Phlip said:
CppUnit and its ilk can be used for QA testing, but that's not what we've
been discussing. We are discussing TDD, where we write tests that help force
our lines of code to exist. This helps to refactor our designs as they grow.
That is specifically what I talk about.
Hiding the MT nature of a service does not help you design it properly !
If your interface design is inherently MT then show me how to use it in
an MT environment, otherwise I can't evaluate how well it works.
If we are not writing a kernel, we don't need to TDD its event systems. We
won't refactor our kernel, so gaps in our test coverage are very low risk.
I disagree. I think this is why I have seen so many abortions of MT
code, because they don't take into account the big 3:
1. resource deadlock (not just mutexes)
2. reliable destruction
3. reliable event management
There are API's I have come across (WININET is one) that you cannot
close properly.
Also, you cannot return a handle from an MT call, it must be made
available to the caller *before* you return.
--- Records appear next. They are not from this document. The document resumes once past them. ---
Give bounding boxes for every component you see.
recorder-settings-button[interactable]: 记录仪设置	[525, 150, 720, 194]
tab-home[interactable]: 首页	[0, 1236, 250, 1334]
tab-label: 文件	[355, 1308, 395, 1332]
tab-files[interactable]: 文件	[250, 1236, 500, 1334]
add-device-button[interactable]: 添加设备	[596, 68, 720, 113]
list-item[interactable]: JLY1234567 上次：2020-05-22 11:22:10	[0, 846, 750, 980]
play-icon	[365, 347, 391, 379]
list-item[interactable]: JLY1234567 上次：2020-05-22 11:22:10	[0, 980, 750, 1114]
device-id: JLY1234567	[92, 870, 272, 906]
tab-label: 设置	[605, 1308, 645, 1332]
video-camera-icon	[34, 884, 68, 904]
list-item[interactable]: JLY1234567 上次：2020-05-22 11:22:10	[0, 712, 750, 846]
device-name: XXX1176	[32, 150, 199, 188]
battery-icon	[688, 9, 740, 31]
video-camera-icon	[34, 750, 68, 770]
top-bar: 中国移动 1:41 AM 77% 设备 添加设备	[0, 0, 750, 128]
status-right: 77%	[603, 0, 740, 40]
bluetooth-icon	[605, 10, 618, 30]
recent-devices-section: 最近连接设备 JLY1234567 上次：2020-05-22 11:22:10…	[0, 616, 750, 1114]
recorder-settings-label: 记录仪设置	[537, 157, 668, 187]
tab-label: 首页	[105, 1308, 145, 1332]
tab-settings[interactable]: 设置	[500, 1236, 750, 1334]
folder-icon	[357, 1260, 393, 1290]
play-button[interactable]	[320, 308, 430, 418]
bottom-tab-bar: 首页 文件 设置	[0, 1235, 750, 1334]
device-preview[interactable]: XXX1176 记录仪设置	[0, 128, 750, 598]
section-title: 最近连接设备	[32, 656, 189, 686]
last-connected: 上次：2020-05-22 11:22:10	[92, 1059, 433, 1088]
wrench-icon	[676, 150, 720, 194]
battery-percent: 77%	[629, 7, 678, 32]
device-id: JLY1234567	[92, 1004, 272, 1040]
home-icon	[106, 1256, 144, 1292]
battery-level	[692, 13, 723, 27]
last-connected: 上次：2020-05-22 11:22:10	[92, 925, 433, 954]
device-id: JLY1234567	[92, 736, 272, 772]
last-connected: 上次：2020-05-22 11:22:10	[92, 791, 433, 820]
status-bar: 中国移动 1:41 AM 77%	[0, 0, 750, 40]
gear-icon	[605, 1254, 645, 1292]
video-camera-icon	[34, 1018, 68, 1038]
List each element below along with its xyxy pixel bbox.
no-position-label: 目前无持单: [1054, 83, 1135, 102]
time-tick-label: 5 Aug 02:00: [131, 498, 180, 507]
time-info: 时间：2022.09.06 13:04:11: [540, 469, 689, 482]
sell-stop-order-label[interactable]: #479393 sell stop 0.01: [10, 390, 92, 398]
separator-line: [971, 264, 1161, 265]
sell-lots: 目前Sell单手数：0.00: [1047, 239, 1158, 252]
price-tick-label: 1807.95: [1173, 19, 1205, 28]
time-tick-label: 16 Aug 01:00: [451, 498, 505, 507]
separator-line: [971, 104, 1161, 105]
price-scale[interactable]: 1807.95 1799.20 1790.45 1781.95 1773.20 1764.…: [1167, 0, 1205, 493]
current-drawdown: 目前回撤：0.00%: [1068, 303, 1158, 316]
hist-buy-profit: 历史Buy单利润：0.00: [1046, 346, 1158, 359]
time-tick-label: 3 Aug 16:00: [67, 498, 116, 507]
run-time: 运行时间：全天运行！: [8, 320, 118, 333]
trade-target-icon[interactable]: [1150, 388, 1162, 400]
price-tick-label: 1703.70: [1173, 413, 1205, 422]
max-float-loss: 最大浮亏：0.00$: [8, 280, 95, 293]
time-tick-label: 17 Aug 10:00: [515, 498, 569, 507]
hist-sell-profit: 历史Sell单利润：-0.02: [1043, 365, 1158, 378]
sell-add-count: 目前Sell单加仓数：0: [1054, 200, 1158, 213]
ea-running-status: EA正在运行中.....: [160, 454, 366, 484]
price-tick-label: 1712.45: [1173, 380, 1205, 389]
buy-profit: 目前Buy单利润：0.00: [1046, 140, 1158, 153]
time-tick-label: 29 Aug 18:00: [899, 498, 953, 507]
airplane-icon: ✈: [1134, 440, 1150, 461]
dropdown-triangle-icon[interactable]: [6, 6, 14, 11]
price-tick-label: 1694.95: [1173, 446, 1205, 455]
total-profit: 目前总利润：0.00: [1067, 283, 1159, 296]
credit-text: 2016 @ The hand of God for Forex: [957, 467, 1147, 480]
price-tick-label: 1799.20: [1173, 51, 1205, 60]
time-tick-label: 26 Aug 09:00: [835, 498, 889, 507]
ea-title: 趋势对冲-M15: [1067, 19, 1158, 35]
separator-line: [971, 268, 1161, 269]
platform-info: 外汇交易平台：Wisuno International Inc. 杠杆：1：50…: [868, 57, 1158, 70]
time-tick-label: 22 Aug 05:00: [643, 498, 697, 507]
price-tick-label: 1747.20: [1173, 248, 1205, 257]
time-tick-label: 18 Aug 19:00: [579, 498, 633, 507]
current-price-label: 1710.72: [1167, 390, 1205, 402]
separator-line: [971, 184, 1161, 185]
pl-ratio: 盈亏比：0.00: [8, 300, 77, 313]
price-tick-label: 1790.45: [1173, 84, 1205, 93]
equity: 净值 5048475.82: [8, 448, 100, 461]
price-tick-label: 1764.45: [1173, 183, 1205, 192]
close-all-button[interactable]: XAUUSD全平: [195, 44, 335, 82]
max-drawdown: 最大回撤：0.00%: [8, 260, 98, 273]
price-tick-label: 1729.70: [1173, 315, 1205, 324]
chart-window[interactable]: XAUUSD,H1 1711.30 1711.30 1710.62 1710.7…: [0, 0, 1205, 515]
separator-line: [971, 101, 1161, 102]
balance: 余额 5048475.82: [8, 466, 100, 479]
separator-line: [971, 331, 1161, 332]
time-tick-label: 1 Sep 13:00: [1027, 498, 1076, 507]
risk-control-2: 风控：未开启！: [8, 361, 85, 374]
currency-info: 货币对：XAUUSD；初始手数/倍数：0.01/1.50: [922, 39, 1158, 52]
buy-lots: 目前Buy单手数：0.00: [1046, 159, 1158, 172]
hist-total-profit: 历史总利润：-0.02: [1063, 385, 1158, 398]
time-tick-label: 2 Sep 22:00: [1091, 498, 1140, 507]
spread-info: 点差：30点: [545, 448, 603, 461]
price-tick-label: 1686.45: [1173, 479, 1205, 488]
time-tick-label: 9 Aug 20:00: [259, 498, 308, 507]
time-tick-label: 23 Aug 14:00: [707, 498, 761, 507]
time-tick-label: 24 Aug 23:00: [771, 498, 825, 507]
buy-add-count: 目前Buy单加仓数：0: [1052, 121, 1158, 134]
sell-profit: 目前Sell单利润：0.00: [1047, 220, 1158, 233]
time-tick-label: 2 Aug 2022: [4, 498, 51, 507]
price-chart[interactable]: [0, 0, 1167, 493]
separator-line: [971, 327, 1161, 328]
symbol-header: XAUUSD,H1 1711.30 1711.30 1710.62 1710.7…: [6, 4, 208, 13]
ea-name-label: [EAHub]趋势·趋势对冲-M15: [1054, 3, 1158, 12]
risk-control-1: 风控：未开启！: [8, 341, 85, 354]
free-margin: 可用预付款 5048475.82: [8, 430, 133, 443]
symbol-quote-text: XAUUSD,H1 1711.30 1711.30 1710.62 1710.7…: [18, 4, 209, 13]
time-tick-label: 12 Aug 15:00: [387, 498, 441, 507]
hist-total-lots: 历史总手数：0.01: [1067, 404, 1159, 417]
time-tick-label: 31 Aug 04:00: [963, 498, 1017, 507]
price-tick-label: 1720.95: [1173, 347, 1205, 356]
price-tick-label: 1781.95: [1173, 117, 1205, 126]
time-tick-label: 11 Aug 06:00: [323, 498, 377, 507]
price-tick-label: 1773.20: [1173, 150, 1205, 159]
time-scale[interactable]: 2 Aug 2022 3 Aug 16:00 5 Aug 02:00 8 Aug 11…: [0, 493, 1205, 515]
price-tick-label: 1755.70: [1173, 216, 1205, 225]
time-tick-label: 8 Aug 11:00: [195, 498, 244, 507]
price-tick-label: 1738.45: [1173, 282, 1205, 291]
The point is, of the few classes where asynchronism is critical, you
cannot design it properly unless you take into account the MT nature of
the interface. If you think you can, then show me.
So you can safely rely on a policy "wait till we have a bug there". (Note
this is the policy that test-free programs already follow - for everything!)
After I'm done writing the code, I usually write at least one stress
test which usually finds a couple of bugs and occasionally bugs in the
interface itself.
TEST_(TestDialog, SetTimer)
{
CButton slowButton = m_aDlg.GetDlgItem(IDC_SLOW_OPERATION);
slowButton.SendMessage(BM_CLICK);
BOOL thereWasaTimerToKill = m_aDlg.KillTimer(0);
CPPUNIT_ASSERT(thereWasaTimerToKill);
}
Not a very useful timer interface, how can I reset the timer ? Can I
safely delete my client and see the timer get deregistered
automatically? Can I set the timer to an absolute time or an interval?
I'd like an interface that is as independent as possible of the O.S.
interfaces since it's a fundamental too.
Compare it to the Austria C++ timer test and I think you'll see what I mean.
I'm aware that doesn't answer the exact question, but I already had this
answer available!
The point is, you can't design something using TDD if you don't show how
it's done. If your interface is dealing with MT issues, there really is
little point in not doing an MT unit test for the purposes on TDD.